Testing Theories of American Politics: Elites, Interest Groups, and Average Citizens (2014)

Multivariate analysis indicates that economic elites and organized groups representing business interests have substantial independent impacts on U.S. government policy, while average citizens and mass-based interest groups have little or no independent influence.

[...]

In the United States, our findings indicate, the majority does not rule — at least not in the causal sense of actually determining policy outcomes. When a majority of citizens disagrees with economic elites and/or with organized interests, they generally lose. Moreover, because of the strong status quo bias built into the U.S. political system, even when fairly large majorities of Americans favor policy change, they generally do not get it.

[-] Bnova@hexbear.net 2 points 1 year ago

I really like your point about voting not resulting in policy, I'd completely forgotten about that study and will be using it.
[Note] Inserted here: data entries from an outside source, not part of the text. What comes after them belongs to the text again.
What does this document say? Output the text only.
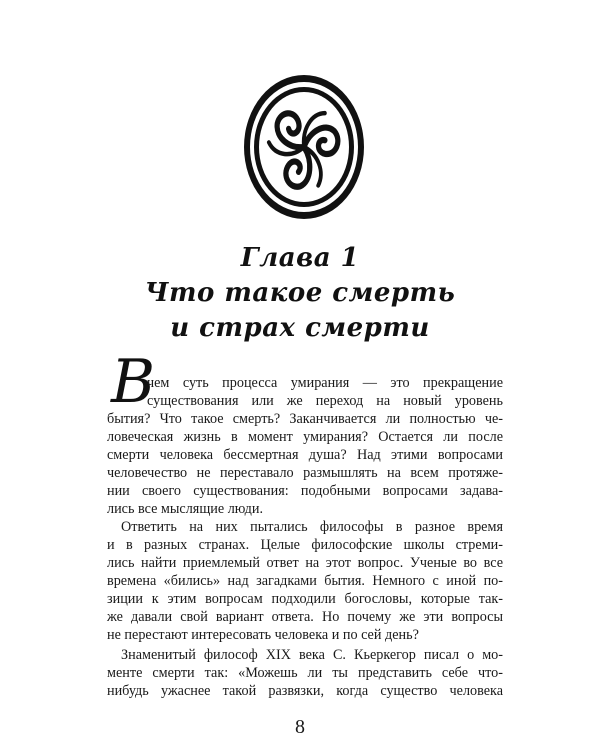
Глава 1
Что такое смерть
и страх смерти
В
чем суть процесса умирания — это прекращение
существования или же переход на новый уровень
бытия? Что такое смерть? Заканчивается ли полностью че-
ловеческая жизнь в момент умирания? Остается ли после
смерти человека бессмертная душа? Над этими вопросами
человечество не переставало размышлять на всем протяже-
нии своего существования: подобными вопросами задава-
лись все мыслящие люди.
Ответить на них пытались философы в разное время
и в разных странах. Целые философские школы стреми-
лись найти приемлемый ответ на этот вопрос. Ученые во все
времена «бились» над загадками бытия. Немного с иной по-
зиции к этим вопросам подходили богословы, которые так-
же давали свой вариант ответа. Но почему же эти вопросы
не перестают интересовать человека и по сей день?
Знаменитый философ XIX века С. Кьеркегор писал о мо-
менте смерти так: «Можешь ли ты представить себе что-
нибудь ужаснее такой развязки, когда существо человека
8
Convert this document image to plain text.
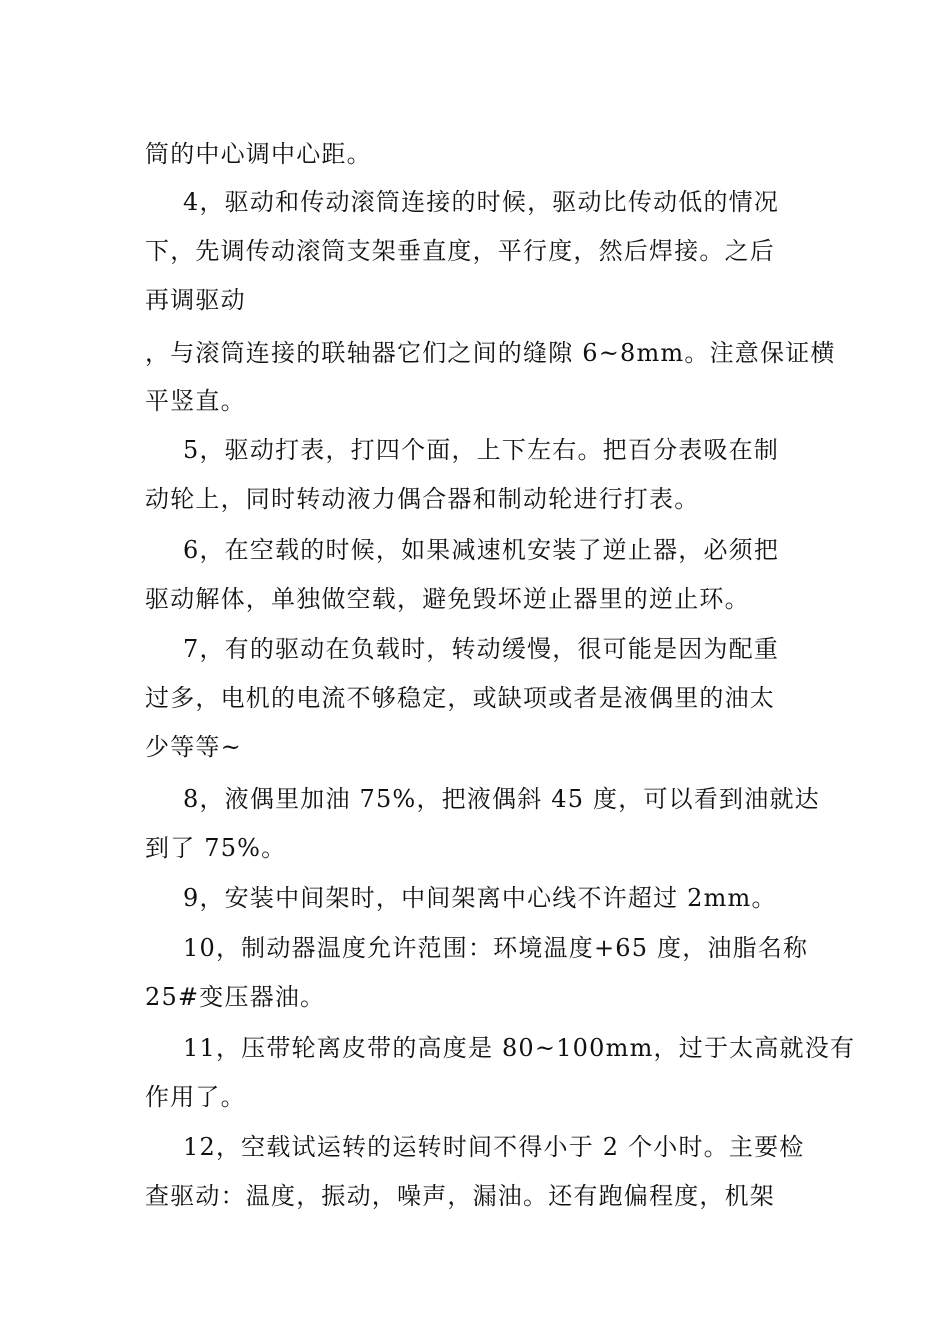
筒的中心调中心距。
4，驱动和传动滚筒连接的时候，驱动比传动低的情况
下，先调传动滚筒支架垂直度，平行度，然后焊接。之后
再调驱动
，与滚筒连接的联轴器它们之间的缝隙 6~8mm。注意保证横
平竖直。
5，驱动打表，打四个面，上下左右。把百分表吸在制
动轮上，同时转动液力偶合器和制动轮进行打表。
6，在空载的时候，如果减速机安装了逆止器，必须把
驱动解体，单独做空载，避免毁坏逆止器里的逆止环。
7，有的驱动在负载时，转动缓慢，很可能是因为配重
过多，电机的电流不够稳定，或缺项或者是液偶里的油太
少等等~
8，液偶里加油 75%，把液偶斜 45 度，可以看到油就达
到了 75%。
9，安装中间架时，中间架离中心线不许超过 2mm。
10，制动器温度允许范围：环境温度+65 度，油脂名称
25#变压器油。
11，压带轮离皮带的高度是 80~100mm，过于太高就没有
作用了。
12，空载试运转的运转时间不得小于 2 个小时。主要检
查驱动：温度，振动，噪声，漏油。还有跑偏程度，机架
But I'd like to clarify something:

a single vote is not going to make a difference

it's true that leftists are too small in number to sway an election

It doesn't matter if you're liberal or conservative or a leftist any single vote doesn't matter because single votes do not typically determine elections. Like you can be a liberal in a conservative area you'll be out voted or a liberal in a liberal area will likely have their candidate win by a significant margin meaning their vote didn't really matter either.

[-] iie@hexbear.net 2 points 1 year ago

again, you'll just get "What if everyone thought that way."

but I agree it's worth pointing out that a lot of ballots are basically thrown in the trash, if you don't live in a swing area in this gerrymandered hell country.